Apprendre la mort, de C. S. Lewis
C. S. Lewis, vous le connaissez. Si, si, je vous assure. C’est celui qui a écrit Les chroniques de Narnia. Écrivain et universitaire, il s’est replongé dans le christianisme par l’influence notamment de ses amis Tolkien et Chesterton.
Je ne vais pas faire une biographie de Lewis, vous connaissez Wikipedia. Néanmoins, pour vous parler du livre qui nous concerne aujourd’hui, Apprendre la mort, je dois vous parler de quelque chose. Car il y a des éléments de contexte.
Lewis était un célibataire endurci. Mais un jour une américaine vient en Angleterre et le contacte : c’est une fan. Petit-à-petit une relation d’amitié se noue. Et pour des raisons dramatiques il décide de se marier avec elle pour lui permettre d’être citoyenne du Royaume britannique (mariage blanc). Je ne vais pas tout spoiler : vous pouvez regarder le film Les ombres du cœur , avec Anthony Hopkins dans le rôle de Lewis, et Debra Winger dans le rôle de Joy Gresham. Mais ce qui est important ici, c’est qu’une fois mariés, elle tombe malade. Le cancer la ronge. Et les sentiments d’amitié qui les relient se transforment en amour véritable. Lewis accompagne Joy dans sa mort lente et souffrante.
Ce livre a été écrit après la mort de Joy Gresham, dont le nom n’apparaît pas dans l’ouvrage.
Tout d’abord, parlons titre… En anglais, le livre s’appelle A Grief Observed. Littéralement : un deuil observé. Je vois au moins deux sens au mot observé :
Le premier, qui est lié à l’observation – on regarde et on décrit ce que l’on voit. Et en effet, le livre décrit le processus du deuil tel qu’il est vécu par l’auteur. Il est l’examen minutieux des effets de la mort de sa bien-aimée sur lui.
Le deuxième, qui est lié à la pratique – il est moins question d’observation que d’observance. Un peu comme quand on dit qu’on observe les lois religieuses. Il s’agit ici de vivre le deuil, de le pratiquer. Et en effet, c’est là aussi le sujet du livre.
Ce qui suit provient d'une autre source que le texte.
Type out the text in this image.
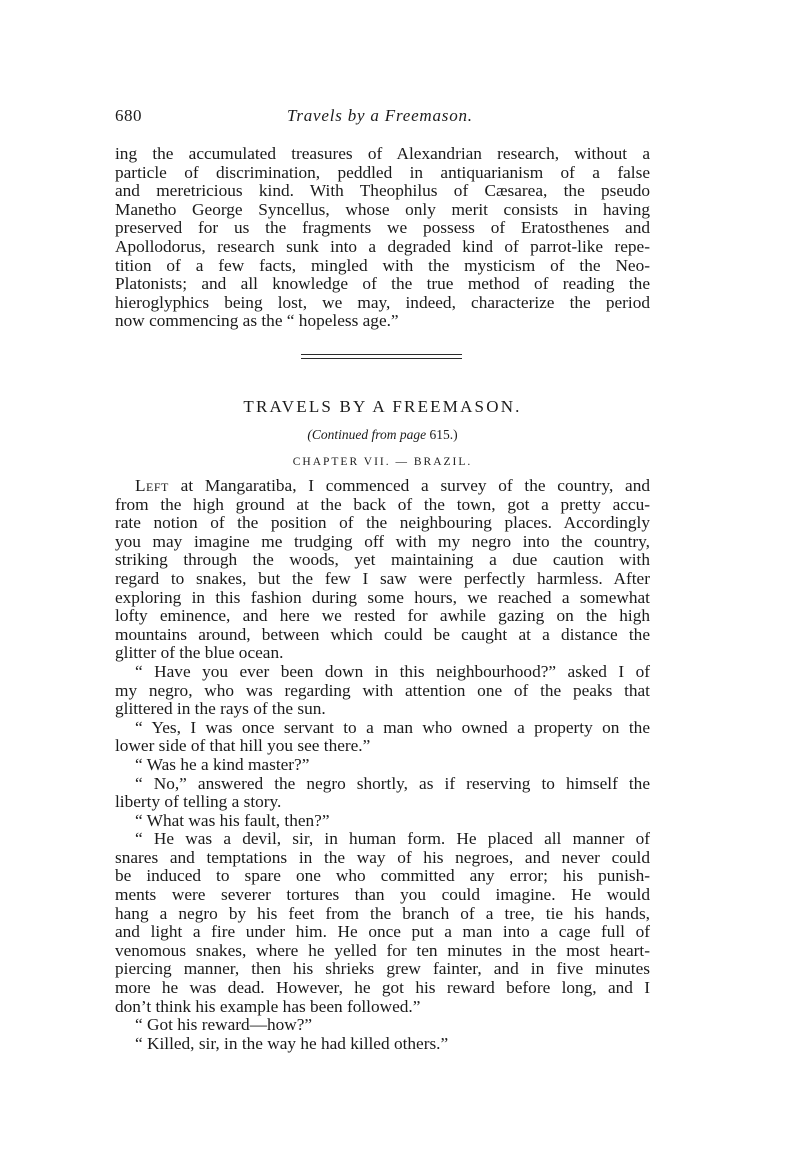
680	Travels by a Freemason.
ing the accumulated treasures of Alexandrian research, without a
particle of discrimination, peddled in antiquarianism of a false
and meretricious kind. With Theophilus of Cæsarea, the pseudo
Manetho George Syncellus, whose only merit consists in having
preserved for us the fragments we possess of Eratosthenes and
Apollodorus, research sunk into a degraded kind of parrot-like repe-
tition of a few facts, mingled with the mysticism of the Neo-
Platonists; and all knowledge of the true method of reading the
hieroglyphics being lost, we may, indeed, characterize the period
now commencing as the “ hopeless age.”
TRAVELS BY A FREEMASON.
(Continued from page 615.)
CHAPTER VII. — BRAZIL.
Left at Mangaratiba, I commenced a survey of the country, and
from the high ground at the back of the town, got a pretty accu-
rate notion of the position of the neighbouring places. Accordingly
you may imagine me trudging off with my negro into the country,
striking through the woods, yet maintaining a due caution with
regard to snakes, but the few I saw were perfectly harmless. After
exploring in this fashion during some hours, we reached a somewhat
lofty eminence, and here we rested for awhile gazing on the high
mountains around, between which could be caught at a distance the
glitter of the blue ocean.
“ Have you ever been down in this neighbourhood?” asked I of
my negro, who was regarding with attention one of the peaks that
glittered in the rays of the sun.
“ Yes, I was once servant to a man who owned a property on the
lower side of that hill you see there.”
“ Was he a kind master?”
“ No,” answered the negro shortly, as if reserving to himself the
liberty of telling a story.
“ What was his fault, then?”
“ He was a devil, sir, in human form. He placed all manner of
snares and temptations in the way of his negroes, and never could
be induced to spare one who committed any error; his punish-
ments were severer tortures than you could imagine. He would
hang a negro by his feet from the branch of a tree, tie his hands,
and light a fire under him. He once put a man into a cage full of
venomous snakes, where he yelled for ten minutes in the most heart-
piercing manner, then his shrieks grew fainter, and in five minutes
more he was dead. However, he got his reward before long, and I
don’t think his example has been followed.”
“ Got his reward—how?”
“ Killed, sir, in the way he had killed others.”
Cette double dynamique peut difficilement être rendue dans le titre français Apprendre la mort. Personnellement, j’aurais préféré une tournure du type Observer un deuil. Ou Observer le deuil. Qui garderait l’ouverture des sens. Mais bon, les choix de traduction et d’édition ne m’appartiennent pas, et je sais combien il est difficile de trancher. Une édition canadienne a traduit par Un chagrin passionné, refusant de traduire le titre, mais nommant le livre d’après un passage du chapitre 3, où il est question de Passionate Grief.
Encore un petit mot de traduction, avant d’entrer dans le livre. C’est au sujet du film qui retrace ces trois, quatre années de la vie de l’auteur : Shadowlands. Ce mot désigne un lieu de ténèbres, habité par des esprits. Rien à voir, du coup, avec Les ombres du cœur, si ce n’est le mot ombres. Bref. Et ce titre, en anglais, évoque chez moi le psaume 23 : Quand je marche dans la vallée de l’ombre de la mort, je ne crains aucun mal car tu es avec moi. The valley of the shadow of death. André Chouraqui traduit le terme hébreu par Le val d’ombremort. J’avoue que ça me parle beaucoup plus que Les ombres du cœur. Voilà, j’ai fini avec mes chipotages de titres.
Ce petit livre de 125 pages se compose de quatre chapitres. L’auteur est anonyme (le livre a été édité sous le pseudonyme N. W. Clerk), et son épouse est anonymisée elle aussi (elle apparaît sous l’initiale H., qui est en réalité l’initiale de son premier prénom, qu’elle n’utilisait que rarement : Helen). Lewis trouvait que ce livre était trop intime pour être édité sous son nom.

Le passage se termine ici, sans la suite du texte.